Have given the answer to bryan which contains most of what I'm going to use. If I had the necessary reputation I'd vote up all your answers as they've all helped. Thanks again.
A few easy options:
You can keep them the same physical page, just alter the querystring when you send the activation code. Hide one set of controls if the querystring is available. If you have to display both sections, then grey out one section based on the querystring information.

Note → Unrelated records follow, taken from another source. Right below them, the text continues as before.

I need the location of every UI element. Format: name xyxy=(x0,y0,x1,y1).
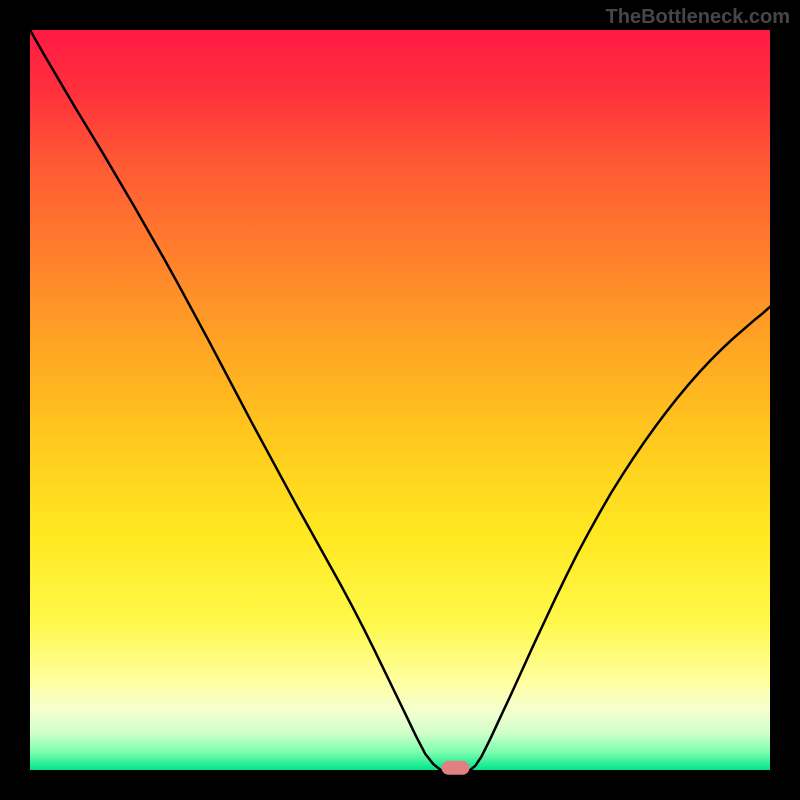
border-bottom xyxy=(0,770,800,800)
chart-svg xyxy=(0,0,800,800)
chart-container: TheBottleneck.com xyxy=(0,0,800,800)
border-right xyxy=(770,0,800,800)
optimal-marker xyxy=(442,761,470,775)
plot-background xyxy=(30,30,770,770)
watermark-text: TheBottleneck.com xyxy=(606,6,790,29)
border-left xyxy=(0,0,30,800)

Change the control to have one textfield, but include "XXXX-XXXX-XXXX-XXXX" as the default text in the New User Activation. If the user clicks on the textbox, remove the text so they don't include the prompting text with their activation code. People will see the default text and gravitate towards it if they're expecting that pattern. People logging in will see the default text and block it out.
You could write an onpaste function in JavaScript which chops up the pasted string in to 4character blocks and them writes them to the appropriate textbox's via the dom.
Sounds to me you’ve a problem of users confusing two text boxes but then you’re making it worse by dividing one text box into four. For example, auto-tabbing through fields is bad usability -see comments and answers to “Moving a focus when the input text field reaches a max length.”
Assuming this isn’t a hypothetical problem and you’ve actually observed people use the wrong field, you need to find another solution for users confusing the fields:
Use terse field labels. Label the field “Activation Code” not “Enter your sixteen character dash-delimited activation code from the email we sent you when you signed up.” Text necessary for explaining where to get the activation code should be after the text box.
Use cueing text or graphic design on the outside of the text box to indicate it has four substrings. For example, put “XXXX-XXXX-XXXX-XXXX” under the text box.
Remove all extraneous elements from the page –the more graphic and text distractions on the page, the less the differences between the two text boxes will be noticed.
Make it so it doesn’t matter which text box the users use. If the string entered in the Username text box doesn’t match any username, then see if it matches any activation code, and vice versa.
Eliminate the activation code text box. Instead, when you send the activation request, include a sign-up URL that includes the activation code as a parameter (more details in answer by bryanjonker).
Sorry, this should probably be a comment, not an answer, but it wouldn’t fit.